Samuel Bierfield is believed to have been the first Jew lynched in the United States. Bierfield was born in Latvia and arrived in Toronto, Canada in the late 1850's.  He moved to Tennessee from Toronto in 1866.  Bierfield and his African-American clerk, Lawrence Bowman, were attacked in Bierfield's store in Franklin, Tennessee on August 15, 1868, and forced outside by group of masked men believed to belong to the Ku Klux Klan. The men shot Bierfield five times, four times in the head at point-blank range, and then left him for dead in the middle of the street.  Bowman was injured in the violence, and later died of his wounds.  No one was ever convicted of the crime.
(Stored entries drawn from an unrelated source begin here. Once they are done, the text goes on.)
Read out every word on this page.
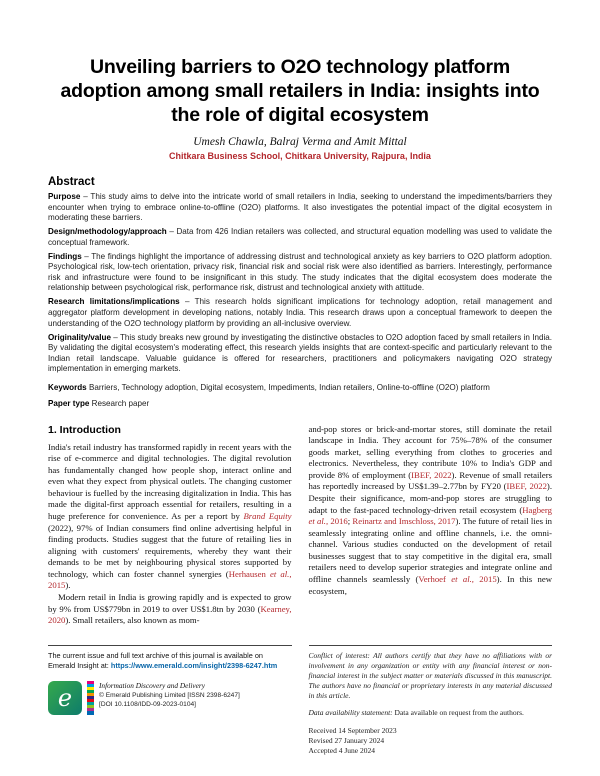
Unveiling barriers to O2O technology platform adoption among small retailers in India: insights into the role of digital ecosystem
Umesh Chawla, Balraj Verma and Amit Mittal
Chitkara Business School, Chitkara University, Rajpura, India
Abstract

Purpose – This study aims to delve into the intricate world of small retailers in India, seeking to understand the impediments/barriers they encounter when trying to embrace online-to-offline (O2O) platforms. It also investigates the potential impact of the digital ecosystem in moderating these barriers.

Design/methodology/approach – Data from 426 Indian retailers was collected, and structural equation modelling was used to validate the conceptual framework.

Findings – The findings highlight the importance of addressing distrust and technological anxiety as key barriers to O2O platform adoption. Psychological risk, low-tech orientation, privacy risk, financial risk and social risk were also identified as barriers. Interestingly, performance risk and infrastructure were found to be insignificant in this study. The study indicates that the digital ecosystem does moderate the relationship between psychological risk, performance risk, distrust and technological anxiety with attitude.

Research limitations/implications – This research holds significant implications for technology adoption, retail management and aggregator platform development in developing nations, notably India. This research draws upon a conceptual framework to deepen the understanding of the O2O technology platform by providing an all-inclusive overview.

Originality/value – This study breaks new ground by investigating the distinctive obstacles to O2O adoption faced by small retailers in India. By validating the digital ecosystem's moderating effect, this research yields insights that are context-specific and particularly relevant to the Indian retail landscape. Valuable guidance is offered for researchers, practitioners and policymakers navigating O2O strategy implementation in emerging markets.

Keywords Barriers, Technology adoption, Digital ecosystem, Impediments, Indian retailers, Online-to-offline (O2O) platform

Paper type Research paper

1. Introduction

India's retail industry has transformed rapidly in recent years with the rise of e-commerce and digital technologies. The digital revolution has fundamentally changed how people shop, interact online and even what they expect from physical outlets. The changing customer behaviour is fuelled by the increasing digitalization in India. This has made the digital-first approach essential for retailers, resulting in a huge preference for convenience. As per a report by Brand Equity (2022), 97% of Indian consumers find online advertising helpful in finding products. Studies suggest that the future of retailing lies in aligning with customers' requirements, whereby they want their demands to be met by neighbouring physical stores supported by technology, which can foster channel synergies (Herhausen et al., 2015).

Modern retail in India is growing rapidly and is expected to grow by 9% from US$779bn in 2019 to over US$1.8tn by 2030 (Kearney, 2020). Small retailers, also known as mom-

and-pop stores or brick-and-mortar stores, still dominate the retail landscape in India. They account for 75%–78% of the consumer goods market, selling everything from clothes to groceries and electronics. Nevertheless, they contribute 10% to India's GDP and provide 8% of employment (IBEF, 2022). Revenue of small retailers has reportedly increased by US$1.39–2.77bn by FY20 (IBEF, 2022). Despite their significance, mom-and-pop stores are struggling to adapt to the fast-paced technology-driven retail ecosystem (Hagberg et al., 2016; Reinartz and Imschloss, 2017). The future of retail lies in seamlessly integrating online and offline channels, i.e. the omni-channel. Various studies conducted on the development of retail businesses suggest that to stay competitive in the digital era, small retailers need to develop superior strategies and integrate online and offline channels seamlessly (Verhoef et al., 2015). In this new ecosystem,

The current issue and full text archive of this journal is available on Emerald Insight at: https://www.emerald.com/insight/2398-6247.htm

e	Information Discovery and Delivery
© Emerald Publishing Limited [ISSN 2398-6247]
[DOI 10.1108/IDD-09-2023-0104]

Conflict of interest: All authors certify that they have no affiliations with or involvement in any organization or entity with any financial interest or non-financial interest in the subject matter or materials discussed in this manuscript. The authors have no financial or proprietary interests in any material discussed in this article.

Data availability statement: Data available on request from the authors.

Received 14 September 2023
Revised 27 January 2024
Accepted 4 June 2024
Two days after the lynching, the Nashville Union and Dispatch published an article attempting to placate the fears of the local Jewish community that this was a war waged against them by assuring them that Bierfield had been a murderer, among the very few criminals of their nation, based upon the letter written by the negro Israel Brown to John Nolin [sic]. The article went on to state It is known that the terrible Ku-Klux Klan had nothing to do with this murderer's execution. In the letter, the contents of which had been widely publicized in the area, Brown stated that Bierfield had hired Brown and others to murder Jeremiah Ezell, a white farmer who had been killed the previous month, on July 18. Brown himself had escaped. John Nolan, the supposed recipient of the letter, stated that he did not know any Israel Brown.  Captain George Judd and Brevet Lieutenant Colonel Joseph Gelray were dispatched by the Bureau of Refugees, Freedmen, and Abandoned Lands to investigate the case.  When they sought to see the actual letter they were told that it had been lost, leading Judd and Gelray to conclude that the letter was a forgery intended to deflect suspicion.  Judd and Gelray determined that the likely motive for the muder was jealousy and rivalry over the growing success of Bierfield's business.  

In September, John Pogue Jr. was arrested and charged with Bierfield’s murder, on the strength of the eyewitness testimony of one Ed Lyle. However, Judge John Hugh Smith released Pogue after seven people came forward providing him an alibi. The Republican Banner wrote that Lyle had named Pogue in order to collect the $500 reward offered for information in the case.


Source: Wikipedia;
Paul Berger.  Untold Story of the First Jewish Lynching in America, The Forward, (December 8, 2014).